Budget Increases Do Not Go Far Enough to Help Older People
Budget Spending Increases Do Not Go Far Enough to
Help Older People
Government spending increases for some services for older people will help, but do not go far enough, according to Age Concern New Zealand.
National president Evelyn Weir said there is nothing new for elder abuse and neglect prevention or addressing social isolation - both widespread issues which Age Concern works to address through its services in communities throughout the country.
However, Mrs Weir welcomes Thursday’s Budget announcements including an additional $70 million for aged care and dementia services, $48 million for more elective operations such as hip replacements and cataracts, and $14 million extra towards the SuperGold Card off-peak public transport concession scheme.
She said it goes some way to recognise New Zealand’s ageing population - with the number of people 65-years-old and over estimated to double by 2028 - but it still falls short after years of under-funding.
“The new money will help in some parts, but not others in desperate need, such as elder abuse and neglect prevention and addressing social isolation,” she said.
Age Concern New Zealand has long been pushing for improved services for older people, including access to healthcare, and Mrs Weir said the $48 million increase for more elective surgery recognises this growing need.
The $70 million extra for aged care and dementia services includes $20 million for home-based support services to help older people live in their homes longer, with fewer people treated in residential care. It also includes $33.2 million in aged residential care subsidies over four years and $12 million extra for dementia-bed subsidies to encourage further investment in the beds.

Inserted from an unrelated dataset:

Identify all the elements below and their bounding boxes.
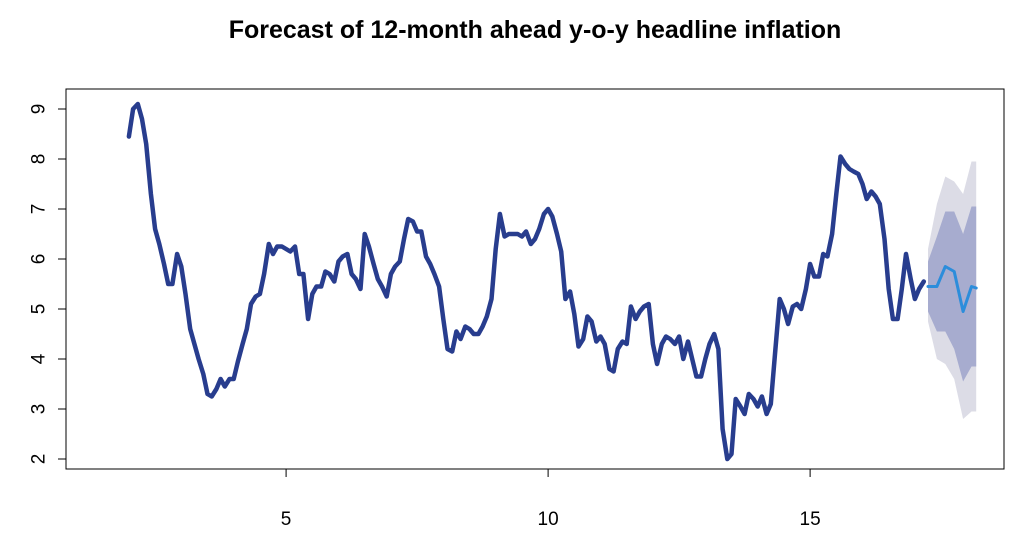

Mrs Weir also commends plans to develop a Housing Warrant of Fitness system with standards to help ensure rental properties are warm, dry, safe and healthy.
The Government will trial the system on 69,000 Housing New Zealand properties, before plans to extend it to other social housing providers.
Mrs Weir said many older people throughout the country rent their homes and will benefit from moves to ensure they are up to standard.
Age Concern New Zealand is a charitable organisation which informs and advises on older people’s rights and well-being, income and access to health services, as well as providing services including accredited visiting and support, elder abuse and neglect prevention work, and health promotion.